Wednesday, March 23, 2011

Academic Bias

Megan McArdle dares to comment on bias in academia:

Unbiasing Academia

In other words, a professor is almost twice as likely to support the Democratic party as a member of the general population, and about 80% less likely to support the GOP. By contrast, a military officer is about 40% more likely to identify as a Republican as someone in the general population, and about as likely to identify as a Democrat. In fact, the only profession I could find that skews 80% towards Republicans is Southern Baptist ministers. I suspect both professors and ministers would resent the comparison.

....

I think what conservatives want most of all is simply recognition that they are being shut out. It is a double indignity to be discriminated against, and then be told unctuously that your group's underrepresentation is proof that almost none of you are as good as "us".

And What Does Bias Look Like?

...the other problem with excluding conservatives: it makes scholarship worse. Unless we assume what to many liberals is "proven" by their predominance in academia--that conservative ideas have no merit--leaving conservatives out means that important viewpoints are excluded. We are never the best interrogators of our ideas. It requires motivated critics to lay bare our hidden assumptions, our misreading of the data, our factual inaccuracies. No matter how scrupulously honest you try to be, you are no substitute for an irritated opponent thinking, "That can't possibly be right!"

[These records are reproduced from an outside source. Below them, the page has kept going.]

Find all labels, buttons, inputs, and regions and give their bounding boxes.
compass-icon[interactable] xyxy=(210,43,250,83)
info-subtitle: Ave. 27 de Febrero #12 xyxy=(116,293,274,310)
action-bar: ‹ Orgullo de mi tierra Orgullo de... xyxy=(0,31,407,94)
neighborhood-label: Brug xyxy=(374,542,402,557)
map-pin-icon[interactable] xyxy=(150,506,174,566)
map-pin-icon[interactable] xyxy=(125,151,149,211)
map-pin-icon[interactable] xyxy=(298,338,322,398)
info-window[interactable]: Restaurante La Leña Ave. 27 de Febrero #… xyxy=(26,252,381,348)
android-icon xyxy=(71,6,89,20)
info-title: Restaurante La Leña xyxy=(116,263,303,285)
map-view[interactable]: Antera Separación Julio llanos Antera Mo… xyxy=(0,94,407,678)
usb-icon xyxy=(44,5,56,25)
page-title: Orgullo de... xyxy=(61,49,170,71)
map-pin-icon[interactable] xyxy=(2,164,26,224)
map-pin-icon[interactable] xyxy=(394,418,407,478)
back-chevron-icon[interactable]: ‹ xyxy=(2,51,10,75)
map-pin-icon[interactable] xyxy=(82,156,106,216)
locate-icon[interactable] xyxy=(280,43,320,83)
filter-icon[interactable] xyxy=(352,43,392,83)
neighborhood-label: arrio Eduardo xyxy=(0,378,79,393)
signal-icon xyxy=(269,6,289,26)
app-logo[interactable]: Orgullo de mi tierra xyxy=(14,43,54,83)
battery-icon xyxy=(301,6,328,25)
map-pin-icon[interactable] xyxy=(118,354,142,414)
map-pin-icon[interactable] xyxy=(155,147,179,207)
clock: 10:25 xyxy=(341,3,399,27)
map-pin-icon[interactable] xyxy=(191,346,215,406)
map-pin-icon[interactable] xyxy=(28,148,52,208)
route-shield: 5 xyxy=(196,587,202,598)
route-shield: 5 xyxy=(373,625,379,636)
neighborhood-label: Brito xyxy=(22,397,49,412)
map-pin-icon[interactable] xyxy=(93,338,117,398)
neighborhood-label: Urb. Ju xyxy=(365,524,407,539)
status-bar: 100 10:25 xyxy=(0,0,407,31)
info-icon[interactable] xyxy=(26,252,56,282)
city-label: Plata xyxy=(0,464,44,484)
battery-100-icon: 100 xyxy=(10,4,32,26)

If you build a group with the same assumptions, you can all too easily go wrong.

Moreover, as Haidt points out, that group develops sacred taboos that can't be violated. If facts threaten the sacred space, facts get jettisoned. Think of the creationist museum--or Larry Summers getting attacked by a swarm of angry critics for suggesting that it was possible that inborn differences in the distribution of intelligence might explain why men--who have a higher observed variance in math ability--are more likely to be found in the sciences.

Now, Summers could be wrong---as I say, I am inherently suspicious of narratives that offer neat explanations for why the dominant position of one group can't be changed. But the critics did not rush to explain why this was unlikely to be right. They furiously rushed to punish him for having said it. They were angry about sexism, not science.

Yet one more reason why I am suspicious that liberals' unshakeable commitment to scientific rigor is what forces them to exclude conservatives tainted by association with creationism.

I don't say this to denigrate liberals--obviously, conservatives have their taboos too. But it's healthier if different groups, with different taboos, all have a place in the quest for truth. Monoculture is as unhealthy for ideas as it is for agriculture.

Eugene Volokh observes:

I am regularly astounded by the number of otherwise-intelligent academics I encounter who are completely ignorant of alternative views. It’s not that they’ve considered and rejected conservative or libertarian arguments. It’s that they fail to understand them, if they are familiar with them at all. This post by Mark Kleiman is a good example, in that it puts forward a laughable caricature of libertarian and originalist constitutional thought that would have been discredited with but a moment’s investigation into the question (as I noted here, and Pejman Yousefzadeh discussed here). To Prof. Kleiman’s credit, he backed off (a little) when other took the time to respond, but that a prominent, thoughtful academic would post something like this as an ostensibly thoughtful critique of right-leaning ideas says quite a bit about the state of much academic discourse.